若是他死后,却不跟涂山氏合葬,这如何对不明真相的天下人交代?
生前做戏,死后也不自由。
帝王将相,不过如此。
涂山侯人但觉一股嗖嗖的寒意从头到脚,明明头顶有久违的艳阳高照,可是,他却觉得这个寒冬才刚刚开始。
许久,他低声道:“阳城乃是非之地,夫人不宜久呆。”
云华夫人却定定地看着他:“启王子作何打算?”
他一怔,缓缓地:“小子并没有什么打算。”
云华夫人叹道:“启王子既知阳城非久留之地,就该知道,既然有第一个丹朱,就难免有第二个丹朱。”
涂山侯人何尝不知尧帝的大儿子丹朱被舜帝流放的典故?可是,他只是跪下去,对云华夫人行了一个大礼。
云华夫人坦然受他一礼。
涂山侯人再次叩拜:“小子一则感谢夫人的救命之恩!二则牢记父王临终前的遗命……”
他慎重其事:“小子虽然深知夫人本领高强,可是,今后无论小子在哪里无论遇到什么情况,但凡夫人有所差遣,小子必然赴汤蹈火。”
云华夫人长叹一声:“启王子起来吧。”
他又对云华夫人叩了三个头,这才慢慢站起来。
云华夫人正色道:“如果启王子还愿意踏上寻求《九辩》《九韶》的旅途,现在,正是上路时。”
涂山侯人何尝不明白她的意思?
再不走,大费就要出手了。
他点点头,肃然道:“夫人心意,小子心领。”
云华夫人微微一笑,只是点点头,先下山去了。
冬日天短,才到申时,太阳便已经西斜,吹来的风也冷嗖嗖的,看样子,连续的几个艳阳天已经快结束,天气又要转冷了。
涂山侯人独自走了几步,忽然停下。
一人一蛇,从灌木丛里走出来。
委蛇的双头昂着,语调也很沉重:“启王子,节哀顺变。”
他看着凫风初蕾,低声道:“我还没来得及谢谢你的救命之恩。”
凫风初蕾看了一眼大禹王的陵墓,叹道:“我早该向你道歉的……”
“何来道歉之说?”
“当日若非我要你帮我安顿姬真,也不至于让你陷入小狼王的陷阱。严格说来,其实是我害了你。”
涂山侯人笑起来:“反正我福大命大,俗话说得好,好人不长命,坏人活千年,像我这样的人轻易是死不了的。”

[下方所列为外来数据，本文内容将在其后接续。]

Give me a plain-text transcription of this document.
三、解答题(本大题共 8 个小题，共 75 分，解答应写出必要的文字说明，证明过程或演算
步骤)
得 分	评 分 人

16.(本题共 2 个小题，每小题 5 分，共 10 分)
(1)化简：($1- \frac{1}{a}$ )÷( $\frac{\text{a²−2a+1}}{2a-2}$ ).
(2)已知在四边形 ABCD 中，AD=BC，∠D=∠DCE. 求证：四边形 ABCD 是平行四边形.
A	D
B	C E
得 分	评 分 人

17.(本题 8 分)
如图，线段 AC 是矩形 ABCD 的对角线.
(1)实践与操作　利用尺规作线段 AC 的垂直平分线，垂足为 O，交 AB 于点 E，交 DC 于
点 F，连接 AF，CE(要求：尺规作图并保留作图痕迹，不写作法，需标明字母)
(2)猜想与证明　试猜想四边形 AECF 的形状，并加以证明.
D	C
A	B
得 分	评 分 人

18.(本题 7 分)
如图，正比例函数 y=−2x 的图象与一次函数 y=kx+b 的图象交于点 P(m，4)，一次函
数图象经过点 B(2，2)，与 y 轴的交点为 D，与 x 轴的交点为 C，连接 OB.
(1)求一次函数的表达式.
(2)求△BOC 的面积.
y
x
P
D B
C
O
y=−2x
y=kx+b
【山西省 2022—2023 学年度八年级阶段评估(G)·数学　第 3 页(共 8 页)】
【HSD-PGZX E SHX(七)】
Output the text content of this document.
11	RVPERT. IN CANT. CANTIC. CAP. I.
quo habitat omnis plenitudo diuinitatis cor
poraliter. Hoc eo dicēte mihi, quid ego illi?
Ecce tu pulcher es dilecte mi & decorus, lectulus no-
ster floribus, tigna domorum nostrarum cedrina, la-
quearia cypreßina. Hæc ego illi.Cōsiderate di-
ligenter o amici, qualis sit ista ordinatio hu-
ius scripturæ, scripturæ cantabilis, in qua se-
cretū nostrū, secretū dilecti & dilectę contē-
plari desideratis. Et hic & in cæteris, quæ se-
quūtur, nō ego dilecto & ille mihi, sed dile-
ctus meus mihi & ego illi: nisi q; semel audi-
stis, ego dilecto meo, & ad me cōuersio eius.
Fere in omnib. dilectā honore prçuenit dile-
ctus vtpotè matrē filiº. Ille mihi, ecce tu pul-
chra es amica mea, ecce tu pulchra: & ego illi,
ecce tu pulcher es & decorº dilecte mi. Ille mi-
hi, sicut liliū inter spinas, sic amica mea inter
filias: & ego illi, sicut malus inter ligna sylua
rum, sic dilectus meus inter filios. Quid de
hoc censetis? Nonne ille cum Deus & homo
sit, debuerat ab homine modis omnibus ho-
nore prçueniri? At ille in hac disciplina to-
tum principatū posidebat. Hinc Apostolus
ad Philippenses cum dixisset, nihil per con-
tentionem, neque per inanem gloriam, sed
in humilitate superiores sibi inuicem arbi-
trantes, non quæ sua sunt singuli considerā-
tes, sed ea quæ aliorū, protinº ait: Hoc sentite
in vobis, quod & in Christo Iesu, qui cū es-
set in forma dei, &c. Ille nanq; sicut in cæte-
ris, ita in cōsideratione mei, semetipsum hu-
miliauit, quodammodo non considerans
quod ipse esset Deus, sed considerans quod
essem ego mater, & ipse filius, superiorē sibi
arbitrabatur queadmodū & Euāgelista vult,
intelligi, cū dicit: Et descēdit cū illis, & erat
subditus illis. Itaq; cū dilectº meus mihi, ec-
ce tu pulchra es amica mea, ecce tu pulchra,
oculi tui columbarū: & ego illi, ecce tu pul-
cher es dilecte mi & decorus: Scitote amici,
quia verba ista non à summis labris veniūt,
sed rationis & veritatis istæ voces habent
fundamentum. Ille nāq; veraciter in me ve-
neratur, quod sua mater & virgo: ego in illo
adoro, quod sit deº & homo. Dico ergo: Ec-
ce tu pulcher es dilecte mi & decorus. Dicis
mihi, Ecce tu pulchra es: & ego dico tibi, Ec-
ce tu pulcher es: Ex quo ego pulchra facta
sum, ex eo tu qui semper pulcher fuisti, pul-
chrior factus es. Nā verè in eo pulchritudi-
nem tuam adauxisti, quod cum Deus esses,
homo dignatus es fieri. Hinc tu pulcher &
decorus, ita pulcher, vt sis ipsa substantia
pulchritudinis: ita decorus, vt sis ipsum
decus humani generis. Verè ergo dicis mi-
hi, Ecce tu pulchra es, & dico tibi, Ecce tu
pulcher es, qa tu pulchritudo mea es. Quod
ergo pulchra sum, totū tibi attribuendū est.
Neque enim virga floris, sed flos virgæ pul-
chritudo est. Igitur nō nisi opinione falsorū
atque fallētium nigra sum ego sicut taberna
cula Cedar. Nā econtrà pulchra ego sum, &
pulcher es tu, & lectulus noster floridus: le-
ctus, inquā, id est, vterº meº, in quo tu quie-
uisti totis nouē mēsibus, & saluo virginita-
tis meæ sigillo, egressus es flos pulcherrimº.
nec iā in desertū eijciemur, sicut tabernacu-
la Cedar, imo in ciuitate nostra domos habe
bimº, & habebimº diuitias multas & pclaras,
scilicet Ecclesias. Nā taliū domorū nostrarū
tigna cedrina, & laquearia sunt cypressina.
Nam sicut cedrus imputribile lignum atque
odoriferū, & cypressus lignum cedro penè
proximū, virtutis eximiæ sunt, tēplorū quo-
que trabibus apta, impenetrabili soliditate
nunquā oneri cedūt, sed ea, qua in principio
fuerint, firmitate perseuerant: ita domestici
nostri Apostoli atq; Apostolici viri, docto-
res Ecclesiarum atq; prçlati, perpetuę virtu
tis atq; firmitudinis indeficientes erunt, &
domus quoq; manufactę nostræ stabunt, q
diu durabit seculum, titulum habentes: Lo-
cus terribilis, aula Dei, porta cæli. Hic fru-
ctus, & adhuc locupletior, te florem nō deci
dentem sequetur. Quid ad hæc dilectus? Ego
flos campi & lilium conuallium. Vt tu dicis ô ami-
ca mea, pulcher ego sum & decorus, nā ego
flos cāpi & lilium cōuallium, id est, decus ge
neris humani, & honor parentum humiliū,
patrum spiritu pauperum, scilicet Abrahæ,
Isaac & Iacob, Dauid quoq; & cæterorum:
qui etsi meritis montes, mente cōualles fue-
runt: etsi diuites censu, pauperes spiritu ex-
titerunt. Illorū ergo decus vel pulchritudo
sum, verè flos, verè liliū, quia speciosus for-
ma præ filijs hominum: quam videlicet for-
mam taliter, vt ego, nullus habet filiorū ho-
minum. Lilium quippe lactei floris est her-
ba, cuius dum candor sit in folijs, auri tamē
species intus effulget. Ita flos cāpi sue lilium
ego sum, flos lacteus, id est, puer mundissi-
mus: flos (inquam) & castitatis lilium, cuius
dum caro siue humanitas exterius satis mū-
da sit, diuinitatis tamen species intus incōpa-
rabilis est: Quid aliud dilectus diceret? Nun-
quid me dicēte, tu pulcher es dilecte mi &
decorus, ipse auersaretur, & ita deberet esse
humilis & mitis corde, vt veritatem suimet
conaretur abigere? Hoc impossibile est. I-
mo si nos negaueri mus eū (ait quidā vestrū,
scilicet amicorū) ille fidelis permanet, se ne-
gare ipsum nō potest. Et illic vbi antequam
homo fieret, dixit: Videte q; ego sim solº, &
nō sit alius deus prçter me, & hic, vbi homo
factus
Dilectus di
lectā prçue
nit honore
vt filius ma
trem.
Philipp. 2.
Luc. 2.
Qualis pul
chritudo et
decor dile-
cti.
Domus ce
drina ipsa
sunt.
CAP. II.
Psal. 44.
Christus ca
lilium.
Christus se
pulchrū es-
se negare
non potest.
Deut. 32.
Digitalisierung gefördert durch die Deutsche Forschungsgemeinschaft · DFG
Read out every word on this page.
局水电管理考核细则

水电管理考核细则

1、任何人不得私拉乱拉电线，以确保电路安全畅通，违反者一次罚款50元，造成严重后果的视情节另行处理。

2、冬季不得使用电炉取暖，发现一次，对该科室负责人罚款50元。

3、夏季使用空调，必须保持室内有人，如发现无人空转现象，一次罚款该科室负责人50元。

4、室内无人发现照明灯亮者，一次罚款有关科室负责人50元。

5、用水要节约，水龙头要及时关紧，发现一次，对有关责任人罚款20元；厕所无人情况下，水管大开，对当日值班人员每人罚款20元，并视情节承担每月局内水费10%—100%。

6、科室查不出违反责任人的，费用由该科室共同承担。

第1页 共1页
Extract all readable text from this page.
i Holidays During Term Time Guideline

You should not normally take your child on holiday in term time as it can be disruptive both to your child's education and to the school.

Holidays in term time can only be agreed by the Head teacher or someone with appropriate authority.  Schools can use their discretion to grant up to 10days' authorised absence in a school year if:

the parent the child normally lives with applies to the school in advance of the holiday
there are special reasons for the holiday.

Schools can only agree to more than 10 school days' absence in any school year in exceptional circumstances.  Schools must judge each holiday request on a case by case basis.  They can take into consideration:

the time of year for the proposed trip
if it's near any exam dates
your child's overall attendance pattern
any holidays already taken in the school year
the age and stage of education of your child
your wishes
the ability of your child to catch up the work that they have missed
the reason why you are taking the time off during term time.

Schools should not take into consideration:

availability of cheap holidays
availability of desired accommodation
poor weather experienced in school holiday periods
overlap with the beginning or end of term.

委蛇叹道:“要是那天你真的中毒死了,别说我家主人,就连我都一定要去宰了小狼王那小子。”
涂山侯人正色道:“死生乃天理循环,每个人活着的时候都有无穷无尽的麻烦或者欲望,谁也不敢保证到底是活着更好还是死去更好,有些时候,死去没准是一种解脱。”
“启王子能如此超脱,真是难得。”
他只是凝视凫风初蕾。
死生契阔,再会无期,谁又能真正超脱?
他只庆幸,此时此刻,身边还站着一个她。
二人一起走到山下,在分岔路口,涂山侯人忽然道:“你们先走吧,我今天还有一点事情,改天再来找你们。”
凫风初蕾很意外。
“我已经不适合再回王宫了,实不相瞒,今夜起,便要到处找客栈寄宿了。不过,这也是求之不得,当初我执意不肯回宫,却被大禹王派人绑回去,现在好了,自由自在,随心所欲,毕竟,王宫是个非常无趣的地方……”
凫风初蕾这才看到山路边,有两个拿着行李之人,正是当初大禹王强行为涂山侯人安排的贴身侍卫风胡子和邰桑。
鹿蜀也昂着头,它一身彩色的长毛已经被洗刷得干干净净,看到委蛇,立即非常亲热地鸣叫一声表示招呼。